FCC Set To Vote On Net Neutrality

 

    The FCC is scheduled to vote on Net Neutrality on December 21,2010. For us users of the internet,this is a big issues and one in which you should be massively concerned about as our lovely corporate internet providers would like to be able to decide how much net speed you will have use of based on how much you are willing to pay for such speed. If you do not wish to pay for to much,you might as well get used to the fact that your broadband speed could start running like the old dial-up services did. Our ISP’s wish to form different levels of service to sell to the net users (us). Of course,the home users will do most of the suffering because many will not pay to have speeds that company’s like Google will have.

   You need to fight this shit and this is how you do this.

   Go to The Writers Guild of America and please sign this petition. You must be heard in this matter.

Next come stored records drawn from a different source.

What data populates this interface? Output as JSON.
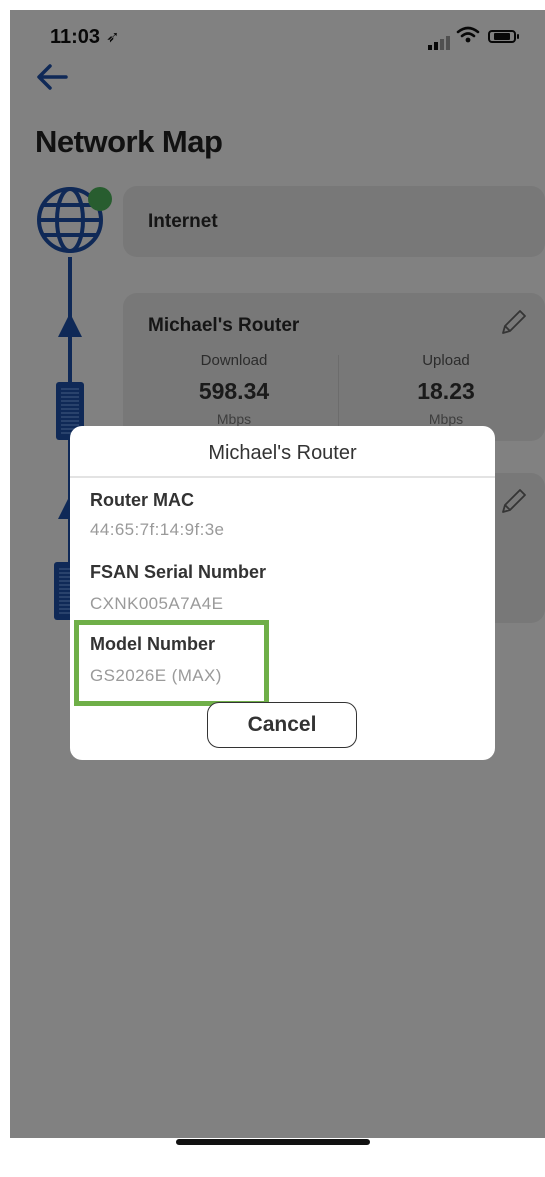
{
  "status_bar": {
    "time": "11:03",
    "location_glyph": "➶"
  },
  "header": {
    "title": "Network Map"
  },
  "network": {
    "internet_card": {
      "title": "Internet"
    },
    "router_card": {
      "title": "Michael's Router",
      "download": {
        "label": "Download",
        "value": "598.34",
        "unit": "Mbps"
      },
      "upload": {
        "label": "Upload",
        "value": "18.23",
        "unit": "Mbps"
      }
    }
  },
  "dialog": {
    "title": "Michael's Router",
    "fields": [
      {
        "label": "Router MAC",
        "value": "44:65:7f:14:9f:3e"
      },
      {
        "label": "FSAN Serial Number",
        "value": "CXNK005A7A4E"
      },
      {
        "label": "Model Number",
        "value": "GS2026E (MAX)"
      }
    ],
    "cancel_label": "Cancel"
  },
  "colors": {
    "accent": "#1d4fa8",
    "online": "#4db35a",
    "highlight": "#6faf48"
  },
  "icons": [
    "back-arrow-icon",
    "globe-icon",
    "online-status-dot",
    "pencil-icon",
    "router-icon",
    "signal-icon",
    "wifi-icon",
    "battery-icon"
  ]
}
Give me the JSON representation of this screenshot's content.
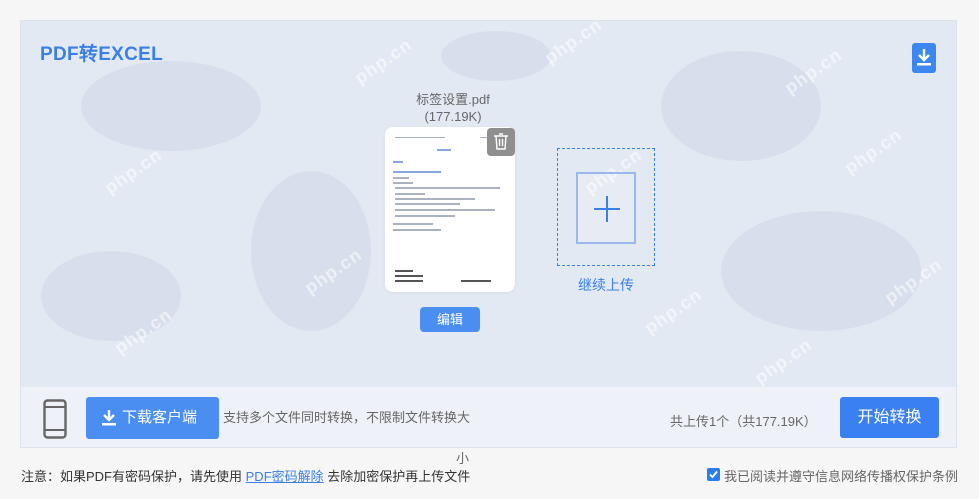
{
  "header": {
    "title": "PDF转EXCEL",
    "download_icon": "download-icon"
  },
  "file": {
    "name": "标签设置.pdf",
    "size": "(177.19K)",
    "delete_icon": "trash-icon",
    "edit_label": "编辑"
  },
  "upload": {
    "add_icon": "plus-icon",
    "continue_label": "继续上传"
  },
  "watermark": "php.cn",
  "bottom_bar": {
    "phone_icon": "phone-icon",
    "client_button_label": "下载客户端",
    "support_text": "支持多个文件同时转换，不限制文件转换大",
    "support_text_wrap": "小",
    "total_text": "共上传1个（共177.19K）",
    "start_button_label": "开始转换"
  },
  "footer": {
    "note_prefix": "注意：如果PDF有密码保护，请先使用",
    "note_link": "PDF密码解除",
    "note_suffix": "去除加密保护再上传文件",
    "agree_checked": true,
    "agree_label": "我已阅读并遵守信息网络传播权保护条例"
  },
  "colors": {
    "accent": "#3b7fe4",
    "button": "#4a8ef2",
    "panel_bg": "#e3e9f3"
  }
}
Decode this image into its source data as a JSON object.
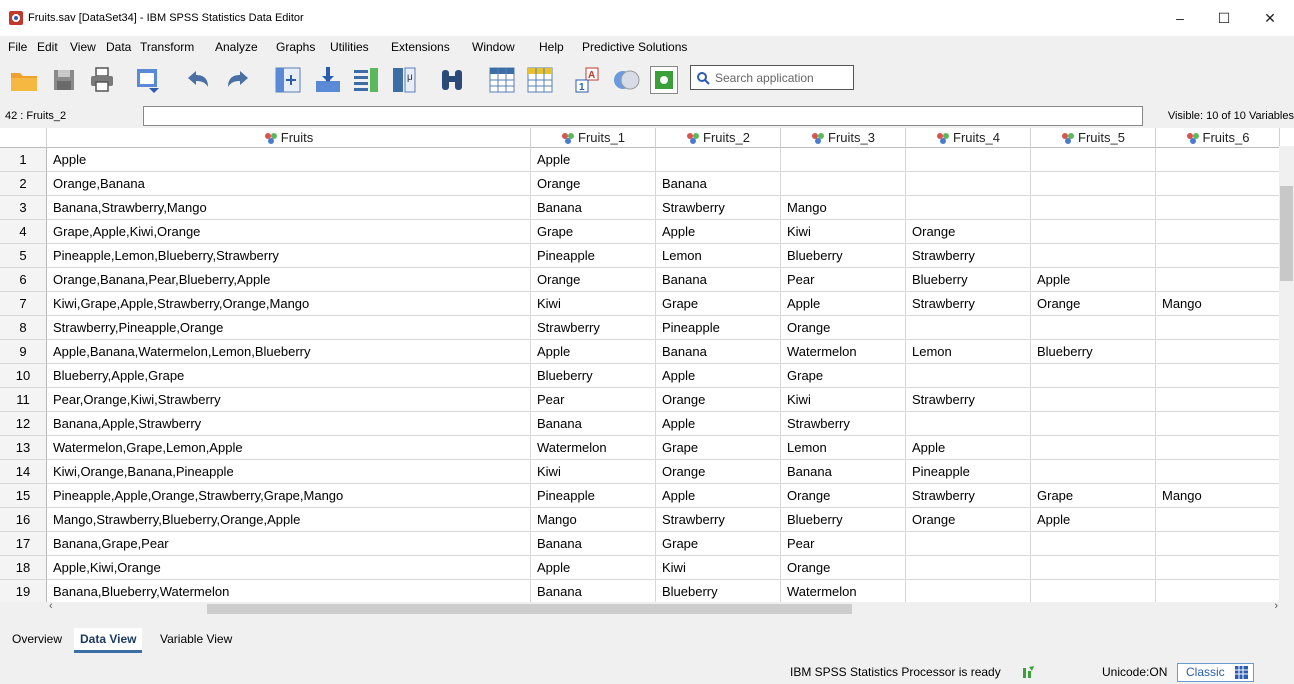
{
  "window": {
    "title": "Fruits.sav [DataSet34] - IBM SPSS Statistics Data Editor",
    "minimize": "–",
    "maximize": "☐",
    "close": "✕"
  },
  "menu": {
    "items": [
      "File",
      "Edit",
      "View",
      "Data",
      "Transform",
      "Analyze",
      "Graphs",
      "Utilities",
      "Extensions",
      "Window",
      "Help",
      "Predictive Solutions"
    ]
  },
  "toolbar": {
    "icons": [
      "open-folder",
      "save",
      "print",
      "recall-dialog",
      "undo",
      "redo",
      "goto-case",
      "goto-variable",
      "variables",
      "split-file",
      "find",
      "insert-cases",
      "insert-variable",
      "value-labels",
      "use-sets",
      "show-all"
    ],
    "search_placeholder": "Search application"
  },
  "cell_editor": {
    "reference": "42 : Fruits_2",
    "value": "",
    "visible_vars": "Visible: 10 of 10 Variables"
  },
  "grid": {
    "columns": [
      "Fruits",
      "Fruits_1",
      "Fruits_2",
      "Fruits_3",
      "Fruits_4",
      "Fruits_5",
      "Fruits_6"
    ],
    "rows": [
      {
        "n": "1",
        "cells": [
          "Apple",
          "Apple",
          "",
          "",
          "",
          "",
          ""
        ]
      },
      {
        "n": "2",
        "cells": [
          "Orange,Banana",
          "Orange",
          "Banana",
          "",
          "",
          "",
          ""
        ]
      },
      {
        "n": "3",
        "cells": [
          "Banana,Strawberry,Mango",
          "Banana",
          "Strawberry",
          "Mango",
          "",
          "",
          ""
        ]
      },
      {
        "n": "4",
        "cells": [
          "Grape,Apple,Kiwi,Orange",
          "Grape",
          "Apple",
          "Kiwi",
          "Orange",
          "",
          ""
        ]
      },
      {
        "n": "5",
        "cells": [
          "Pineapple,Lemon,Blueberry,Strawberry",
          "Pineapple",
          "Lemon",
          "Blueberry",
          "Strawberry",
          "",
          ""
        ]
      },
      {
        "n": "6",
        "cells": [
          "Orange,Banana,Pear,Blueberry,Apple",
          "Orange",
          "Banana",
          "Pear",
          "Blueberry",
          "Apple",
          ""
        ]
      },
      {
        "n": "7",
        "cells": [
          "Kiwi,Grape,Apple,Strawberry,Orange,Mango",
          "Kiwi",
          "Grape",
          "Apple",
          "Strawberry",
          "Orange",
          "Mango"
        ]
      },
      {
        "n": "8",
        "cells": [
          "Strawberry,Pineapple,Orange",
          "Strawberry",
          "Pineapple",
          "Orange",
          "",
          "",
          ""
        ]
      },
      {
        "n": "9",
        "cells": [
          "Apple,Banana,Watermelon,Lemon,Blueberry",
          "Apple",
          "Banana",
          "Watermelon",
          "Lemon",
          "Blueberry",
          ""
        ]
      },
      {
        "n": "10",
        "cells": [
          "Blueberry,Apple,Grape",
          "Blueberry",
          "Apple",
          "Grape",
          "",
          "",
          ""
        ]
      },
      {
        "n": "11",
        "cells": [
          "Pear,Orange,Kiwi,Strawberry",
          "Pear",
          "Orange",
          "Kiwi",
          "Strawberry",
          "",
          ""
        ]
      },
      {
        "n": "12",
        "cells": [
          "Banana,Apple,Strawberry",
          "Banana",
          "Apple",
          "Strawberry",
          "",
          "",
          ""
        ]
      },
      {
        "n": "13",
        "cells": [
          "Watermelon,Grape,Lemon,Apple",
          "Watermelon",
          "Grape",
          "Lemon",
          "Apple",
          "",
          ""
        ]
      },
      {
        "n": "14",
        "cells": [
          "Kiwi,Orange,Banana,Pineapple",
          "Kiwi",
          "Orange",
          "Banana",
          "Pineapple",
          "",
          ""
        ]
      },
      {
        "n": "15",
        "cells": [
          "Pineapple,Apple,Orange,Strawberry,Grape,Mango",
          "Pineapple",
          "Apple",
          "Orange",
          "Strawberry",
          "Grape",
          "Mango"
        ]
      },
      {
        "n": "16",
        "cells": [
          "Mango,Strawberry,Blueberry,Orange,Apple",
          "Mango",
          "Strawberry",
          "Blueberry",
          "Orange",
          "Apple",
          ""
        ]
      },
      {
        "n": "17",
        "cells": [
          "Banana,Grape,Pear",
          "Banana",
          "Grape",
          "Pear",
          "",
          "",
          ""
        ]
      },
      {
        "n": "18",
        "cells": [
          "Apple,Kiwi,Orange",
          "Apple",
          "Kiwi",
          "Orange",
          "",
          "",
          ""
        ]
      },
      {
        "n": "19",
        "cells": [
          "Banana,Blueberry,Watermelon",
          "Banana",
          "Blueberry",
          "Watermelon",
          "",
          "",
          ""
        ]
      }
    ]
  },
  "tabs": {
    "overview": "Overview",
    "data_view": "Data View",
    "variable_view": "Variable View"
  },
  "status": {
    "processor": "IBM SPSS Statistics Processor is ready",
    "unicode": "Unicode:ON",
    "classic": "Classic"
  },
  "colors": {
    "accent": "#2a5db0",
    "nominal_icon_red": "#d9534f",
    "nominal_icon_green": "#5cb85c",
    "nominal_icon_blue": "#4a7bd0"
  }
}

  So just what is Net Neutrality?

Definitions of network neutrality      Wikipedia

At its simplest, network neutrality is the principle that all Internet traffic should be treated equally.[9] Net neutrality advocates have established different definitions of network neutrality:

Absolute non-discrimination
Columbia Law School professor Tim Wu: "Network neutrality is best defined as a network design principle. The idea is that a maximally useful public information network aspires to treat all content, sites, and platforms equally.
Limited discrimination without QoS tiering 
United States lawmakers have introduced bills that would allow quality of service discrimination as long as no special fee is charged for higher-quality service.
Limited discrimination and tiering
This approach allows higher fees for QoS as long as there is no exclusivity in service contracts. According to Tim Berners-Lee: "If I pay to connect to the Net with a given quality of service, and you pay to connect to the net with the same or higher quality of service, then you and I can communicate across the net, with that quality of service."[1] "[We] each pay to connect to the Net, but no one can pay for exclusive access to me.
First come first served
According to Imprint Magazine, University of Michigan Law School professor Susan P. Crawford "believes that a neutral Internet must forward packets on a first-come, first served basis, without regard for quality-of-service considerations.